The data, which compared bookings from Feb. 24 to March 2 to the week before Russia launched what it described as a “special operation” in Ukraine, is an early indicator of consumer confidence for travel heading into the peak summer season.
Rising inflation and oil prices are also dampening the economic outlook and carriers including Lufthansa, Qantas Airways and Japan’s ANA Holdings have warned ticket prices may need to rise to cover increased costs.
The worst-hit destinations in Europe were those in the east closest to the conflict, with Bulgaria, Croatia, Estonia, Georgia, Hungary, Latvia, Lithuania, Poland, Slovakia and Slovenia seeing a 30% to 50% drop in bookings, according to ForwardKeys.
Domestic bookings in Russia, which had been one of the world’s top performing markets during the pandemic, fell 49%.

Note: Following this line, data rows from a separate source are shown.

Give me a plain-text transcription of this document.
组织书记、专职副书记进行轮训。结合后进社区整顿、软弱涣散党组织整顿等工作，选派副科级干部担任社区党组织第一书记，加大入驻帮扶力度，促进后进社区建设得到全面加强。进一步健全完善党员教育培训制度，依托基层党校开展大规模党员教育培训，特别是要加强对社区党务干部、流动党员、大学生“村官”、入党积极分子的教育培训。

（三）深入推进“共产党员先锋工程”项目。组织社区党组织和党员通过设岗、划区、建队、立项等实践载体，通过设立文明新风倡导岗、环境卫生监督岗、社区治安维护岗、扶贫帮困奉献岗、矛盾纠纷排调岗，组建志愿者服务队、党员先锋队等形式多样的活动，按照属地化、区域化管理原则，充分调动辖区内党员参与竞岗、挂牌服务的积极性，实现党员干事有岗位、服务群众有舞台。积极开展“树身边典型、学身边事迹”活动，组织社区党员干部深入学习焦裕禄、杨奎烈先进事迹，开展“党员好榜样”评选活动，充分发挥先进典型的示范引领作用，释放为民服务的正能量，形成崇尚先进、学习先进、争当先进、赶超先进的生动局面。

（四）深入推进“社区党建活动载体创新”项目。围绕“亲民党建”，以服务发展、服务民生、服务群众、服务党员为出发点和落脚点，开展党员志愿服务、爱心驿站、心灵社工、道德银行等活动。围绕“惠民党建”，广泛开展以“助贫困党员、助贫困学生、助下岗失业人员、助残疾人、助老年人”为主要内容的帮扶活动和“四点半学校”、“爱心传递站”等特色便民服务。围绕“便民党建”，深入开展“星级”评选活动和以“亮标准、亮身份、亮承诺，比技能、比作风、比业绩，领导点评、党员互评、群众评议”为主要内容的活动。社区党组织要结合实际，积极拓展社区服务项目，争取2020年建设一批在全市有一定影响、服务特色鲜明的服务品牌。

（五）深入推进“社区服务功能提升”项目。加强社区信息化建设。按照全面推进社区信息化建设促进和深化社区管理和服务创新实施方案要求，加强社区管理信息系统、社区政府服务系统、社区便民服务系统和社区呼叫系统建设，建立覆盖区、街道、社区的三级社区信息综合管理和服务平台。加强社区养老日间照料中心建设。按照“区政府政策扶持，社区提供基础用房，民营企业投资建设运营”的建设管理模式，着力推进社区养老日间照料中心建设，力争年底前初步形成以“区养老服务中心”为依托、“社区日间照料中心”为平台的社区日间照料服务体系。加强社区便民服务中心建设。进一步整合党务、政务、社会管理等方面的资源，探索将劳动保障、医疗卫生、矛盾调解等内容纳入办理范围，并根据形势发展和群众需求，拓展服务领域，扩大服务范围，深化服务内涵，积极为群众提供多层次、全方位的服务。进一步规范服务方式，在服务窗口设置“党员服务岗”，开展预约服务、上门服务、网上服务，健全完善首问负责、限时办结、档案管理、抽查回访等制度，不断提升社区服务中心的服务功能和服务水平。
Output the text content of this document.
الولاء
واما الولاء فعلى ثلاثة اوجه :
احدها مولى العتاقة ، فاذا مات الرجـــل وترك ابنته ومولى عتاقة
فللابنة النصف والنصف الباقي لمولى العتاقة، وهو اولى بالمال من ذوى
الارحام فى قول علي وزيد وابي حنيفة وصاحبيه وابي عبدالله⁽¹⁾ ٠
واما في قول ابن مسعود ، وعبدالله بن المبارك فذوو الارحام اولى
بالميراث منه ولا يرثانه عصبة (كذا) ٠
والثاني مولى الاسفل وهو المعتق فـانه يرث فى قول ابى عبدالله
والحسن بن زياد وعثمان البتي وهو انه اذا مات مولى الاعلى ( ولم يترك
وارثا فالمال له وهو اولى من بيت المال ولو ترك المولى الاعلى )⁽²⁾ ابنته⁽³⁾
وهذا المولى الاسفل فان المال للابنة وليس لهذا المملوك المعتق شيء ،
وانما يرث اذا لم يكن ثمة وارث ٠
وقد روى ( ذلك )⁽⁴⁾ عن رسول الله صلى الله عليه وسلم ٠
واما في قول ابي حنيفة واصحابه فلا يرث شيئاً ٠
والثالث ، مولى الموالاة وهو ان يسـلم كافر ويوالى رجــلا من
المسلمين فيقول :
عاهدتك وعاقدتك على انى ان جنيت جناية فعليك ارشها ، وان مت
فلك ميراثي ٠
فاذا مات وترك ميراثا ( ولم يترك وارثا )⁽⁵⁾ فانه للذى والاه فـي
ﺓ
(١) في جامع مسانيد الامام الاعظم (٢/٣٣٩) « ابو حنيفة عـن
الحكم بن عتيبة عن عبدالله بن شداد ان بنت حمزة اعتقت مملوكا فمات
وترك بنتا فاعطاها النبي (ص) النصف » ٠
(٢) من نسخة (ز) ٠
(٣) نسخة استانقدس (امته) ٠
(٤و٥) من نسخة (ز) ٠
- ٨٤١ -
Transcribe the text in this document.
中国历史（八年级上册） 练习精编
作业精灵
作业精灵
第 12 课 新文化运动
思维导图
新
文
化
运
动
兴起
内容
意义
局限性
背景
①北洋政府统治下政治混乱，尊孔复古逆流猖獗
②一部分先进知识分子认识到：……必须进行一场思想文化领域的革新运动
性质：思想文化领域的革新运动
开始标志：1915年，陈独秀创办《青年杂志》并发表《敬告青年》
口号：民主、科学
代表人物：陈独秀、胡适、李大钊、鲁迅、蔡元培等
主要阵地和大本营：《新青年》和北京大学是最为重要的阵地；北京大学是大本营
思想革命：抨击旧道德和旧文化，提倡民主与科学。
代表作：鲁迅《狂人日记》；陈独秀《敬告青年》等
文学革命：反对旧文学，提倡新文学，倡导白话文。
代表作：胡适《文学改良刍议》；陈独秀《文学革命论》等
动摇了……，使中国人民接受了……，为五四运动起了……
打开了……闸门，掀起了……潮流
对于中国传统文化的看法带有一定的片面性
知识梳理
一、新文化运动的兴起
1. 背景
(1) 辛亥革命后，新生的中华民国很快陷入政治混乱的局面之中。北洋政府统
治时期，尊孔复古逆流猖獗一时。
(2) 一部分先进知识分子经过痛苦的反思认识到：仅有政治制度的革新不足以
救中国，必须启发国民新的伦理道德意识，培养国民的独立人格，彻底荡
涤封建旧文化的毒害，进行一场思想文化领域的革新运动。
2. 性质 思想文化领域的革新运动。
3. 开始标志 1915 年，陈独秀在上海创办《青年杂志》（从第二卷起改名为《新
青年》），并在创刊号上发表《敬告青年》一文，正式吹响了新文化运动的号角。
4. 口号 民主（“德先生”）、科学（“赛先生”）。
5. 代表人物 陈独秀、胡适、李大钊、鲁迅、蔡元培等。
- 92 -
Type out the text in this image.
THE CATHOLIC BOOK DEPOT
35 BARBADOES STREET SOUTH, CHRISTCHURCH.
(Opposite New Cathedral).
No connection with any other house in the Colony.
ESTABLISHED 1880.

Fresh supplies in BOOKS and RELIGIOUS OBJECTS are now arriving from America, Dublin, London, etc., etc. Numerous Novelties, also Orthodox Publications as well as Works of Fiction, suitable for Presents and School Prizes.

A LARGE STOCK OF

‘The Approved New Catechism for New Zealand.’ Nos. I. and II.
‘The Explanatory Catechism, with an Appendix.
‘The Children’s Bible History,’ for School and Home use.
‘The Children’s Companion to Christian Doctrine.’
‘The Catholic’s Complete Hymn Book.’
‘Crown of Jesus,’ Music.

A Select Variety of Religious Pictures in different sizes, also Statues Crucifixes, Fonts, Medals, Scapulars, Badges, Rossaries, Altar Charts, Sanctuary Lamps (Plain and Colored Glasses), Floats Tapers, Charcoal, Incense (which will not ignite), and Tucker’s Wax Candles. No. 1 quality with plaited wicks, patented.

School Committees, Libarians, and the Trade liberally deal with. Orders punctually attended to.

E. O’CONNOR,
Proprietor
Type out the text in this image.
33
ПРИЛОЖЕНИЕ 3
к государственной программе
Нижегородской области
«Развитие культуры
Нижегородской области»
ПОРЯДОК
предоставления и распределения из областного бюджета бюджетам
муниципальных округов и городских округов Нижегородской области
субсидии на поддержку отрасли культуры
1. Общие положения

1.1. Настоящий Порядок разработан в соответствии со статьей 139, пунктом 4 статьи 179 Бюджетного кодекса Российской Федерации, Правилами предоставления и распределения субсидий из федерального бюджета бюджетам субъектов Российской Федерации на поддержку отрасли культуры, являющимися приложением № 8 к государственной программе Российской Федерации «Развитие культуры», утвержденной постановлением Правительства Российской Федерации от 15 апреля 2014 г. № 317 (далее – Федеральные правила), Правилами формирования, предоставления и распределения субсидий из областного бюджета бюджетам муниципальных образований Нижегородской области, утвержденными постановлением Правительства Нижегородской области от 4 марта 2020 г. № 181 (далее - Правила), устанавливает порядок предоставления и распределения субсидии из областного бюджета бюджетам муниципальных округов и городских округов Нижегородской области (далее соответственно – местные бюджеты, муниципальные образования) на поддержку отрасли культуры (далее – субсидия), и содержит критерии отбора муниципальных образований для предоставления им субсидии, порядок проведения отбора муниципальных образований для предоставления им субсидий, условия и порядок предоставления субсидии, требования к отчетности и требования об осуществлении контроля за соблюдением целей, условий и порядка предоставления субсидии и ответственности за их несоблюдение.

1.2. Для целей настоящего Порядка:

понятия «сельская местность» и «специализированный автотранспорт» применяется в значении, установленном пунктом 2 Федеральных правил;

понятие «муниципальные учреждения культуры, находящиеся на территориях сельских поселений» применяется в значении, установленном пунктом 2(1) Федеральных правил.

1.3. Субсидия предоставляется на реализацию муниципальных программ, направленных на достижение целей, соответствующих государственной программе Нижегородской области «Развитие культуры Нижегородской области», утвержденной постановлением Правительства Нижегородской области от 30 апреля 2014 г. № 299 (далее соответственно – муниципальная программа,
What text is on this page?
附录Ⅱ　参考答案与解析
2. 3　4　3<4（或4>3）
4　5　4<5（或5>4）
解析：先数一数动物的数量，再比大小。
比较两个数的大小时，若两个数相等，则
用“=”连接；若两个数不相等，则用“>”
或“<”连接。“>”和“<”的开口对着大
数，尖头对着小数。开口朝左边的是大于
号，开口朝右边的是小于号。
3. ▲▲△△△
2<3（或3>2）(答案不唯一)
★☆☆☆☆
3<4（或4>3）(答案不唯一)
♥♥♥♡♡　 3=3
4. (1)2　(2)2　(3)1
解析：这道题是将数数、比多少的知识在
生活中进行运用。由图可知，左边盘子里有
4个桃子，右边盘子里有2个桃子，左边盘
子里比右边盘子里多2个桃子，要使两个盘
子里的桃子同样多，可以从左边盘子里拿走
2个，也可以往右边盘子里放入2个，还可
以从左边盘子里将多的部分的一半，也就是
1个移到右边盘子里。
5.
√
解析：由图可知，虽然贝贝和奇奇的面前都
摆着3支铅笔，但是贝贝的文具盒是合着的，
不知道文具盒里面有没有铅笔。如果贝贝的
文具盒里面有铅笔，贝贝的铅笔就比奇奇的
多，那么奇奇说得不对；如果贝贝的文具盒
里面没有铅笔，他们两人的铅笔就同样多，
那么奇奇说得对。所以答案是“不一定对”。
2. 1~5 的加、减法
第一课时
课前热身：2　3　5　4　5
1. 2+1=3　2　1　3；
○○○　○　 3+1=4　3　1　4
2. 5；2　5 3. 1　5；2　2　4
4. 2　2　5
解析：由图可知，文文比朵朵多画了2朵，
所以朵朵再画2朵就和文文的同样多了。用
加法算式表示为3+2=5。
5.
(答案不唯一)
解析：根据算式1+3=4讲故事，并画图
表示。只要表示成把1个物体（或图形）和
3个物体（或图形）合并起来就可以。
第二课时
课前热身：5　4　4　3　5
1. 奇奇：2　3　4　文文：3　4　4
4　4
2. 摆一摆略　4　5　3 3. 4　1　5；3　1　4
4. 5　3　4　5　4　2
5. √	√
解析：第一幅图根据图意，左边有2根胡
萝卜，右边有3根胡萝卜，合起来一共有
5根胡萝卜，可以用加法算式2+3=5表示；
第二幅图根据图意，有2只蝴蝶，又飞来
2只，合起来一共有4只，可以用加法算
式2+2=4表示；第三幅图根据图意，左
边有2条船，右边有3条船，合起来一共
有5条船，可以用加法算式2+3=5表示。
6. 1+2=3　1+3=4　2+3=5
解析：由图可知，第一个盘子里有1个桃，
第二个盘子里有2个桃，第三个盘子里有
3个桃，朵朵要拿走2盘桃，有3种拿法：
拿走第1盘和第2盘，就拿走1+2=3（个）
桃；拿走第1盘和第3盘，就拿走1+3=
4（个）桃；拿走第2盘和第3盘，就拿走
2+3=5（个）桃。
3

ForwardKeys Vice President Insights Olivier Ponti said Russia’s invasion of Ukraine had stalled a recovery in bookings that began in January after cases of the Omicron variant of the coronavirus peaked in many countries.
But he added the impact on trans-Atlantic travel and western European destinations was so far not as bad as he had feared.
“North Americans can tell the difference between war in Ukraine and war in Europe, and so far, it seems that travellers regard the rest of Europe as relatively safe,” Ponti said in a statement.